Some stations would be solid for hours at a time, others would be sometimes very good and other times very noisy or not there at all. Depends on the weather and the conditons and time of day. The move to stereo on FM made things even worse as to fully quiet the FM signal requires a stronger signal when the broadcast is multiplex. You can help with that by using a tuner or receiver that will allow you to force mono reception.
Yes, horizontal antennas are best but many FM stations these days use transmitting antennas that include appreciable vertically polarization for the listeners in their car with vertical antennas.
It is likely, unless you have a very good tuner or receiver, that your car receiver is better and more sensistive than what you have at home. Thus perhaps the better reception from the car.
I thought that Radio Shack still had 4, 6 or 10 element FM only antennas but don't find any at radioshack.com. I'd suggest the cheapest way to try this all out is to find somebody with a decent fringe or near fringe TV antenna, perhaps still on a pole on their roof, long ago abandoned for cable or satellite TV. Some but NOT ALL TV antennas include appreciable gain on the FM band. Some brands had a design that purposely decreased gain in the FM band to provide less interference with Channel 6 so it's a crap shoot.
Put the "free if you take it down and haul it away" antenna on your own roof if at all possible as high as you figure you can safely. We always used to go at least 40 feet but 10 feet could work.
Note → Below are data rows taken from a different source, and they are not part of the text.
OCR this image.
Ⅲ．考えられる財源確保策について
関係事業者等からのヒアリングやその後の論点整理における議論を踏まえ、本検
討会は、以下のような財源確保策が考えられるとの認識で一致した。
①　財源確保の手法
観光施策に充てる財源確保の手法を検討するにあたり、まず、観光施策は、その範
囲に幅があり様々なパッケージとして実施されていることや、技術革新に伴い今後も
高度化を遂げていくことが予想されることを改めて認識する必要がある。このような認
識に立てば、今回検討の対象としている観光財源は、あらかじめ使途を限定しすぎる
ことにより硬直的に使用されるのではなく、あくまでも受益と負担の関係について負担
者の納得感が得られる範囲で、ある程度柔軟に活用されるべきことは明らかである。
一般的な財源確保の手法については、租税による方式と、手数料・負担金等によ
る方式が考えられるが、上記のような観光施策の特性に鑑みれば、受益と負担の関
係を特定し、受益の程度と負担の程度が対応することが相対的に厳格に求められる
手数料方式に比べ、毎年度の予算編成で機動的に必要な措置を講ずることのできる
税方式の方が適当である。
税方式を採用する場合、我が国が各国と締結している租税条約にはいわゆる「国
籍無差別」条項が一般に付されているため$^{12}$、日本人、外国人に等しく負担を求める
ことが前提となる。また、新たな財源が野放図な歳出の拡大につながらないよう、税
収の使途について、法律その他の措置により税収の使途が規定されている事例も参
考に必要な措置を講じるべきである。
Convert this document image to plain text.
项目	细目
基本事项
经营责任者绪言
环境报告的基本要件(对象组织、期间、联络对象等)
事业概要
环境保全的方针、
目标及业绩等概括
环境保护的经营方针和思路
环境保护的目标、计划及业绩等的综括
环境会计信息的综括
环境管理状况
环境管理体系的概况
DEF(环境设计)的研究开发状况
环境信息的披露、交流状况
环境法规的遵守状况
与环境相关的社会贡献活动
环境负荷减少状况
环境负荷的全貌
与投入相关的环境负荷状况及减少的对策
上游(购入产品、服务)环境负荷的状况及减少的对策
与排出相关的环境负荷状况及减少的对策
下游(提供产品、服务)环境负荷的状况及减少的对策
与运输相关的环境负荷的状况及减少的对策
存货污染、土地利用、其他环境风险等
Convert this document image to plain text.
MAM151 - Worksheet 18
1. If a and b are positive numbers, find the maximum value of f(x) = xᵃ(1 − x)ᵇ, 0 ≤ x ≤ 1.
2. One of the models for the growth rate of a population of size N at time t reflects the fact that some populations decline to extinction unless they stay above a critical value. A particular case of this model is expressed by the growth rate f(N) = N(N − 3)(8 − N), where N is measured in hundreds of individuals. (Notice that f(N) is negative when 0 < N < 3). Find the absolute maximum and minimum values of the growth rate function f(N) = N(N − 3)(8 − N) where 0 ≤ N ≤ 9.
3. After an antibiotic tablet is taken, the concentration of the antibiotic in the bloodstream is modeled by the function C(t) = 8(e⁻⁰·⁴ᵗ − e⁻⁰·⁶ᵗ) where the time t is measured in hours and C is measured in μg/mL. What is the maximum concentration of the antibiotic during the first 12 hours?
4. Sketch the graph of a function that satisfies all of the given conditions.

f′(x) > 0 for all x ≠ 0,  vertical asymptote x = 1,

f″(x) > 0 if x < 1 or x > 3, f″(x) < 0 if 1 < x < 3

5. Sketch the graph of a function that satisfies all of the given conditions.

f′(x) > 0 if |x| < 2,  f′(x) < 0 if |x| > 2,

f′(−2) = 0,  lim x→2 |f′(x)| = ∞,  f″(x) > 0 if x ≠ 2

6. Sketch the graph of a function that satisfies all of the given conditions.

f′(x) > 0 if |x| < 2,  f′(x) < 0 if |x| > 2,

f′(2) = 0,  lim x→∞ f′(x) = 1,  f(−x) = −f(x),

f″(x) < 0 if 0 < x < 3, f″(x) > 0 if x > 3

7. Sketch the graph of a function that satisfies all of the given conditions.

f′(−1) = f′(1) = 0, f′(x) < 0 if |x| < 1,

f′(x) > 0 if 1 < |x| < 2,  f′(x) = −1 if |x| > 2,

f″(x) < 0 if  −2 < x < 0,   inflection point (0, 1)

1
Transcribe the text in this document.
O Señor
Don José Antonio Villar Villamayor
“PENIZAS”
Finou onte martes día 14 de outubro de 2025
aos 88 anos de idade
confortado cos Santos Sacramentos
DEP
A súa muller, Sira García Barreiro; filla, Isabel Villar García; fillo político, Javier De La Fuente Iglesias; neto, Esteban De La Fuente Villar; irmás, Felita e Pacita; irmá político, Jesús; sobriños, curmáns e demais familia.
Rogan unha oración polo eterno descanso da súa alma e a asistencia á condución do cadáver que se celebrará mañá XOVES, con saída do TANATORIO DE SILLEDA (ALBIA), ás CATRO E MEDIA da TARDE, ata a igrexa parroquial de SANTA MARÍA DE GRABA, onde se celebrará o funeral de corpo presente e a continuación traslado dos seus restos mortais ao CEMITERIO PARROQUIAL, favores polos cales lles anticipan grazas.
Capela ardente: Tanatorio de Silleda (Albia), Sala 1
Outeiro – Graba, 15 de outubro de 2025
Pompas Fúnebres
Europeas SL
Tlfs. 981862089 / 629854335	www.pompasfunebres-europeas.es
Use low loss coaxial cable with decent connectors on it. Make it as short a run as possible to keep the losses down. IF you discover after carefully rotating the antenna and locking it in the direction of greatest signal (could possibly not be in the exact direction of the desired station depending on reflections from tall buildings or mountains) that you get a signal that is near usable, then you might want to try an FM preamplifier either right at the antenna or in the feed line.
Having said all this have you checked to see if that station is available as part of the cable TV system? In the wilds of Nevada I would think that the cable provider would offer FM from LA and other nearby areas that could be received from their antenna farm. Perhaps for extra $$$. And have you checked to see if that station or an equivalent one broadcasting the same type music is available over the Internet?